Let's break down the key concepts and companies mentioned in the article:

  1. Motley Fool's Stock Advisor Newsletter:

    • The Motley Fool is known for its flagship newsletter, Stock Advisor, which provides investment recommendations and insights to subscribers.
    • They often pitch specific companies to their audience, highlighting their own investments in these stocks.
  2. Highlighted Company and Investment:

    • The article discusses a company that The Motley Fool has invested over $1.5 million in, emphasizing its significant potential.
    • Despite the company's success, it's suggested that many investors may not be familiar with it.
  3. Historical Investment Success:

    • The Motley Fool mentions past successful investment recommendations, including Amazon, Netflix, Nvidia, Baidu, and Salesforce, which saw substantial gains over the years.
  4. Investment Strategy:

    • The Motley Fool's strategy involves holding onto stocks for the long term, believing that a few big winners will compensate for underperforming stocks.
    • They disclose their ownership of stocks when covering specific companies.
  5. Teaser Pitch and Clues:

    • The article analyzes clues provided by The Motley Fool to identify the highlighted stock, including its pioneering technology and rapid revenue growth.
    • The company is described as small and California-based, with notable customers like Microsoft, Alphabet (Google), and Amazon.
  6. Recurring Recommendations:

    • The Motley Fool has been recommending this particular stock for several years, with varying degrees of emphasis in their promotional materials over time.
    • The article suggests that the frequency of recommendations may have decreased recently.
  7. Identified Company - Arista Networks (ANET):

    • The highlighted company is revealed to be Arista Networks (ANET), a California-based firm specializing in software-driven cloud networking for large-scale data centers and campus environments.
    • Arista's key products include Extensible Operating System (EOS™) and CloudVision™.
    • Its competitors include Cisco Systems (CSCO) and Juniper Networks (JNPR).
  8. Financial Performance and Analyst Expectations:

    • Arista Networks has shown strong financial performance, with consistent earnings beats and a focus on data center spending and AI.
    • Analysts have upgraded Arista Networks, citing expectations of revenue growth, margin expansion, and exposure to generative AI.
    • The company's stock price has risen, with forward price-to-earnings (PE) ratio and growth expectations indicating investor optimism.
  9. Potential Risks:

    • Arista Networks faces risks related to customer concentration, with a significant portion of revenue coming from a few key customers like Meta Platforms (formerly Facebook) and Microsoft.
    • Volatility in customer spending, particularly by these major clients, can impact Arista's financial performance and stock price.
  10. Market Dynamics and Competition:

    • Arista Networks competes with larger companies like Cisco Systems, which has a significantly higher revenue but slower growth expectations.
    • The company's growth trajectory depends on its ability to maintain market share and capitalize on the growing demand for cloud networking and data center infrastructure.
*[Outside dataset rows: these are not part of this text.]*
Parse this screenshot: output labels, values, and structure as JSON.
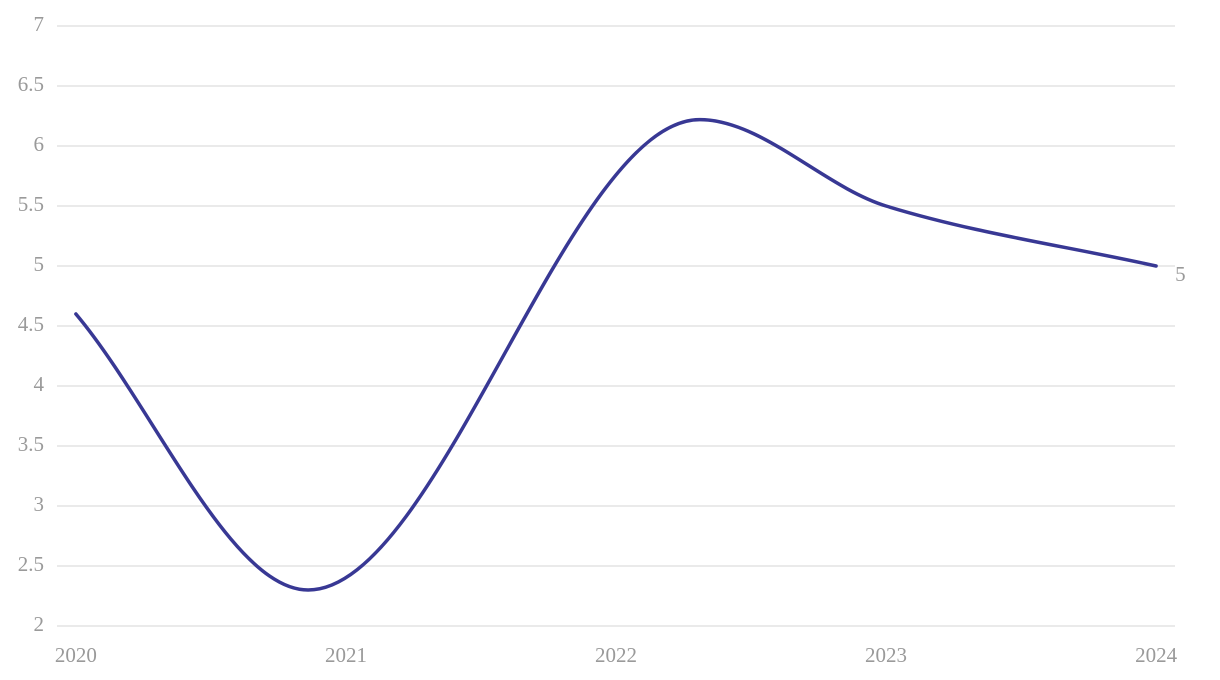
{
  "chart_data": {
    "type": "line",
    "x": [
      2020,
      2020.86,
      2022.31,
      2023,
      2024
    ],
    "values": [
      4.6,
      2.3,
      6.22,
      5.5,
      5
    ],
    "color": "#383894",
    "xlim": [
      2019.93,
      2024.07
    ],
    "xticks": [
      2020,
      2021,
      2022,
      2023,
      2024
    ],
    "ylim": [
      2,
      7
    ],
    "yticks": [
      2,
      2.5,
      3,
      3.5,
      4,
      4.5,
      5,
      5.5,
      6,
      6.5,
      7
    ],
    "grid": true
  }
}
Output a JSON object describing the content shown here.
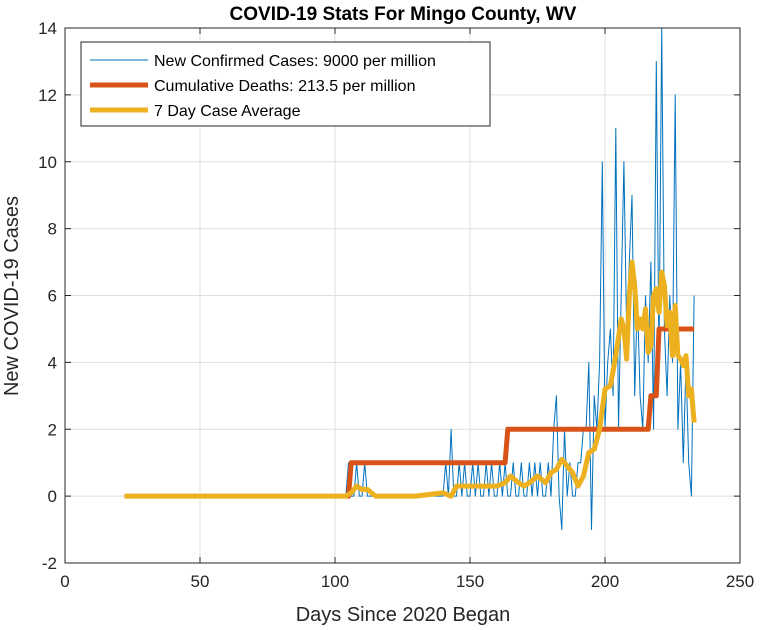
{
  "chart_data": {
    "type": "line",
    "title": "COVID-19 Stats For Mingo County, WV",
    "xlabel": "Days Since 2020 Began",
    "ylabel": "New COVID-19 Cases",
    "xlim": [
      0,
      250
    ],
    "ylim": [
      -2,
      14
    ],
    "xticks": [
      0,
      50,
      100,
      150,
      200,
      250
    ],
    "yticks": [
      -2,
      0,
      2,
      4,
      6,
      8,
      10,
      12,
      14
    ],
    "grid": true,
    "legend_position": "top-left",
    "colors": {
      "new_cases": "#0072BD",
      "deaths": "#D95319",
      "average": "#EDB120",
      "grid": "#dfdfdf",
      "axis": "#262626"
    },
    "series": [
      {
        "name": "New Confirmed Cases: 9000 per million",
        "x": [
          22,
          104,
          105,
          106,
          107,
          108,
          109,
          110,
          111,
          112,
          120,
          130,
          140,
          141,
          142,
          143,
          144,
          145,
          146,
          147,
          148,
          149,
          150,
          151,
          152,
          153,
          154,
          155,
          156,
          157,
          158,
          159,
          160,
          161,
          162,
          163,
          164,
          165,
          166,
          167,
          168,
          169,
          170,
          171,
          172,
          173,
          174,
          175,
          176,
          177,
          178,
          179,
          180,
          181,
          182,
          183,
          184,
          185,
          186,
          187,
          188,
          189,
          190,
          191,
          192,
          193,
          194,
          195,
          196,
          197,
          198,
          199,
          200,
          201,
          202,
          203,
          204,
          205,
          206,
          207,
          208,
          209,
          210,
          211,
          212,
          213,
          214,
          215,
          216,
          217,
          218,
          219,
          220,
          221,
          222,
          223,
          224,
          225,
          226,
          227,
          228,
          229,
          230,
          231,
          232,
          233
        ],
        "y": [
          0,
          0,
          1,
          0,
          0,
          1,
          0,
          0,
          1,
          0,
          0,
          0,
          0,
          1,
          0,
          2,
          0,
          0,
          1,
          0,
          1,
          0,
          0,
          1,
          0,
          1,
          0,
          0,
          1,
          0,
          1,
          0,
          0,
          1,
          0,
          1,
          0,
          0,
          1,
          0,
          0,
          1,
          0,
          0,
          1,
          0,
          1,
          0,
          1,
          0,
          0,
          1,
          0,
          2,
          3,
          0,
          -1,
          2,
          0,
          1,
          0,
          0,
          1,
          1,
          2,
          2,
          4,
          -1,
          3,
          2,
          4,
          10,
          2,
          4,
          5,
          3,
          11,
          2,
          6,
          10,
          5,
          7,
          9,
          3,
          6,
          3,
          2,
          6,
          4,
          7,
          2,
          13,
          4,
          14,
          5,
          3,
          6,
          4,
          12,
          2,
          4,
          1,
          4,
          1,
          0,
          6
        ],
        "unit": "cases"
      },
      {
        "name": "Cumulative Deaths: 213.5 per million",
        "x": [
          104,
          105,
          106,
          163,
          164,
          216,
          217,
          219,
          220,
          233
        ],
        "y": [
          0,
          0,
          1,
          1,
          2,
          2,
          3,
          3,
          5,
          5
        ]
      },
      {
        "name": "7 Day Case Average",
        "x": [
          22,
          104,
          106,
          108,
          110,
          112,
          115,
          120,
          130,
          140,
          143,
          145,
          146,
          150,
          155,
          160,
          163,
          165,
          168,
          170,
          172,
          175,
          178,
          180,
          182,
          184,
          186,
          188,
          190,
          192,
          194,
          196,
          198,
          200,
          202,
          204,
          206,
          207,
          208,
          209,
          210,
          211,
          212,
          213,
          214,
          215,
          216,
          217,
          218,
          219,
          220,
          221,
          222,
          223,
          224,
          225,
          226,
          227,
          228,
          229,
          230,
          231,
          232,
          233
        ],
        "y": [
          0,
          0,
          0.1,
          0.3,
          0.2,
          0.2,
          0,
          0,
          0,
          0.1,
          0,
          0.3,
          0.3,
          0.3,
          0.3,
          0.3,
          0.4,
          0.6,
          0.4,
          0.3,
          0.4,
          0.6,
          0.4,
          0.7,
          0.8,
          1.1,
          0.9,
          0.7,
          0.3,
          0.6,
          1.3,
          1.4,
          2,
          3.2,
          3.3,
          4.2,
          5.3,
          5,
          4.1,
          6,
          7,
          6.3,
          5,
          5.3,
          5,
          5.6,
          4.3,
          4.5,
          6,
          6.2,
          5.5,
          6.7,
          6.3,
          5.1,
          5.5,
          4.2,
          5.7,
          4.2,
          4.1,
          3.9,
          4.2,
          3,
          3.2,
          2.2
        ]
      }
    ]
  }
}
In summary, the article provides a detailed analysis of The Motley Fool's promotion of Arista Networks as a promising investment opportunity. It discusses the company's background, financial performance, analyst expectations, potential risks, and competitive landscape, offering valuable insights for investors considering this stock.

Answered: Motley Fool’s “We’ve Recommended This Stock 14 Times” Teaser (2024)


Top Articles
Latest Posts
Article information

Author: Gregorio Kreiger

Last Updated:

Views: 5499

Rating: 4.7 / 5 (57 voted)

Reviews: 88% of readers found this page helpful

Author information

Name: Gregorio Kreiger

Birthday: 1994-12-18

Address: 89212 Tracey Ramp, Sunside, MT 08453-0951

Phone: +9014805370218

Job: Customer Designer

Hobby: Mountain biking, Orienteering, Hiking, Sewing, Backpacking, Mushroom hunting, Backpacking

Introduction: My name is Gregorio Kreiger, I am a tender, brainy, enthusiastic, combative, agreeable, gentle, gentle person who loves writing and wants to share my knowledge and understanding with you.